Armchair Peregrinations


May 21, 2006


Happiness is when what you think, what you say, and what you do are in harmony.

Gandhi


Knowledge is proud that he has learned so much. Wisdom is humble that he knows no more.

William Cowper



I need some words of wisdom today because I feel so unwise. I have need of some simple sentences that contain profound truths because I find myself in that endless regress that takes me round and round the pretty lake of my desires time and again, observing the scenery and meditating on peaceful things, but returning to the old self as if nothing much of a transformative nature had occurred.

You see, I like to think that one day I will return from one of my walks at the nature preserve, or elsewhere, and have a moment of epiphany and suddenly achieve the superhuman resolve I need to live the life I keep meaning to live. But I deserve this, I deserve that, I say to myself. I am this way. I am that way. Nothing can change it. I say and do things that are quite different from what I am thinking, and this is how I survive. This is how I think I keep my sanity when it is really just the opposite. I am courting the opposite of sanity. If I went out and did what I really wanted to do, and if I had succombed to this often enough in my past, I probably would not be here today, or else I would be on the road to not being here. Or, I would be a very different person today. There is something to say for fear of consequences and holding on to your pride and dignity, even if inside you sometime feel you have very little.

I have learned a lot over the course of my life. But I have achieved a degree of wisdom that is still rather superficial because my actions and thoughts are not in synchrony. Not harmonized. Sometimes they are, and when that happens I feel more at peace with myself. I experience little bits of what we call "happiness," although I have to say it is a term I am not too well acquainted with. I have been at peace with the status quo often enough, but I have not been discipliined enough to effect lasting change.

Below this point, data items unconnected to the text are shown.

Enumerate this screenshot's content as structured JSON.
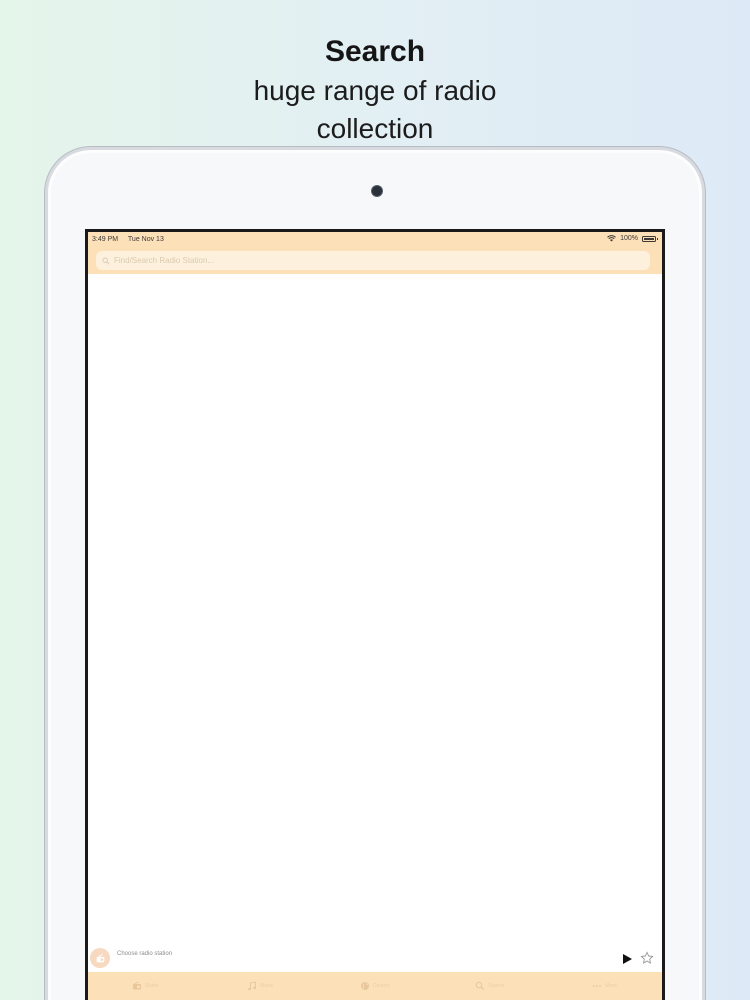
{
  "headline": {
    "title": "Search",
    "subtitle_line1": "huge range of radio",
    "subtitle_line2": "collection"
  },
  "status_bar": {
    "time": "3:49 PM",
    "date": "Tue Nov 13",
    "battery": "100%"
  },
  "search": {
    "placeholder": "Find/Search Radio Station..."
  },
  "mini_player": {
    "station_label": "Choose radio station"
  },
  "tabs": [
    {
      "label": "Radio",
      "icon": "radio-icon"
    },
    {
      "label": "Music",
      "icon": "music-note-icon"
    },
    {
      "label": "Country",
      "icon": "globe-icon"
    },
    {
      "label": "Search",
      "icon": "search-icon"
    },
    {
      "label": "More",
      "icon": "more-icon"
    }
  ],
  "colors": {
    "accent": "#fbe0b8",
    "tab_icon": "#e8c79a",
    "background_left": "#e4f5ea",
    "background_right": "#dde9f6"
  }
}
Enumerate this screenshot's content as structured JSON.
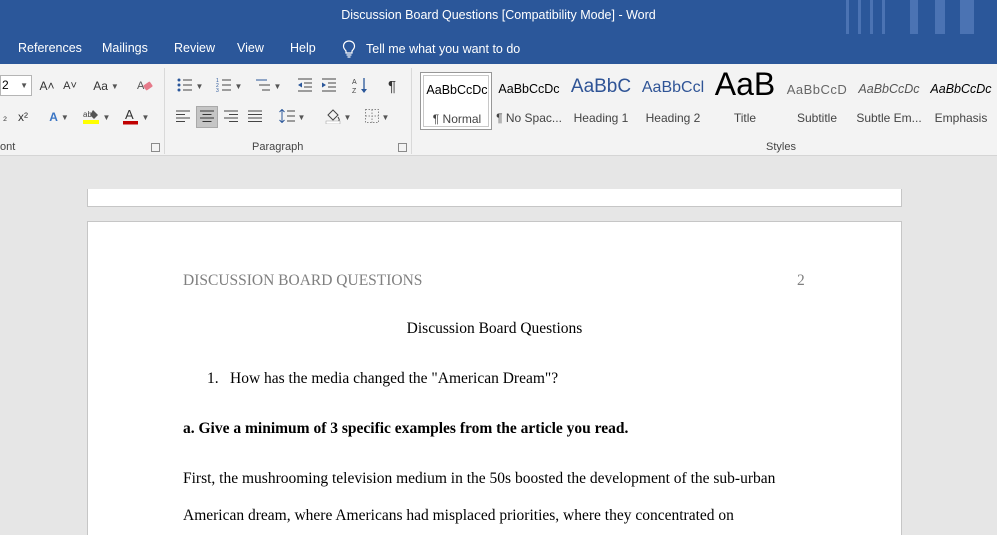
{
  "window": {
    "title": "Discussion Board Questions [Compatibility Mode]  -  Word"
  },
  "tabs": [
    {
      "label": "References"
    },
    {
      "label": "Mailings"
    },
    {
      "label": "Review"
    },
    {
      "label": "View"
    },
    {
      "label": "Help"
    }
  ],
  "tell_me": {
    "label": "Tell me what you want to do",
    "icon": "lightbulb-icon"
  },
  "font_group": {
    "label": "ont",
    "size_value": "2",
    "grow_label": "A˄",
    "shrink_label": "A˅",
    "case_label": "Aa",
    "subscript_label": "₂",
    "superscript_label": "x²",
    "font_color_hex": "#c00000",
    "highlight_hex": "#ffff00"
  },
  "paragraph_group": {
    "label": "Paragraph",
    "pilcrow": "¶",
    "sort_label": "A↓Z"
  },
  "styles_group": {
    "label": "Styles",
    "items": [
      {
        "sample": "AaBbCcDc",
        "name": "¶ Normal"
      },
      {
        "sample": "AaBbCcDc",
        "name": "¶ No Spac..."
      },
      {
        "sample": "AaBbC",
        "name": "Heading 1"
      },
      {
        "sample": "AaBbCcl",
        "name": "Heading 2"
      },
      {
        "sample": "AaB",
        "name": "Title"
      },
      {
        "sample": "AaBbCcD",
        "name": "Subtitle"
      },
      {
        "sample": "AaBbCcDc",
        "name": "Subtle Em..."
      },
      {
        "sample": "AaBbCcDc",
        "name": "Emphasis"
      }
    ]
  },
  "document": {
    "running_head": "DISCUSSION BOARD QUESTIONS",
    "page_number": "2",
    "title": "Discussion Board Questions",
    "list_number": "1.",
    "question": "How has the media changed the \"American Dream\"?",
    "sub_question": "a. Give a minimum of 3 specific examples from the article you read.",
    "body_lines": [
      "First, the mushrooming television medium in the 50s boosted the development of the sub-urban",
      "American dream, where Americans had misplaced priorities, where they concentrated on"
    ]
  },
  "colors": {
    "accent": "#2b579a",
    "heading_blue": "#2f5496"
  }
}
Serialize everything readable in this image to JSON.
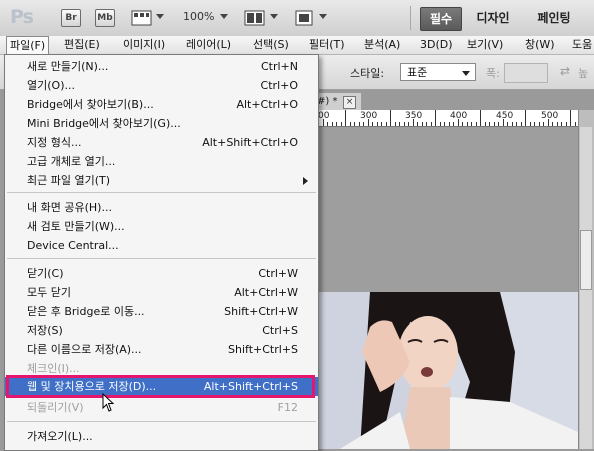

Maybe I need to really ask for that change, and seek it much more ernestly, even if it causes me to confront some fundamental things about myself and my identity, and learn finally how to live at peace with myself. I keep resisting this, and that is because it is very, very hard to achieve.


Written July 8, 2001



I wrote this almost five years ago. When I go back and re-read entries from my other online journal, I sometimes am startled when I realize that the person who wrote those words is not the same person who is reading it years later.

How have I changed since then? I know I have in many subtle yet remarkable ways. What have I done to further the elusive goal of achieving peace within myself? Not much of real substance, I must confess.

Right now it seems as if no time at all has elapsed since I posted those words, yet five years have passed. I am closer to the answers I seek. I am more confident in the person I am, but I think also I have reached another one of those plateaus when I really need to continue climbing up the mountain.

I don't think I write as well as I did then. The diary was more fresh and new. Or maybe I have just matured as a writer and thinker.

So many thoughts to ponder. But what I do know is that I have come to be who I am today through a very long and complex process of living. Countless decisions have been made. Endless worrying has occurred, and for nothing. It's pointless, yet I continue to do it.

I think as I get older it really boils down to this: the present moment is all I have. I do what I need and want to do now because there is no way I can ever anticipate the future. And, what I decide to do tomorrow may very well never come to pass.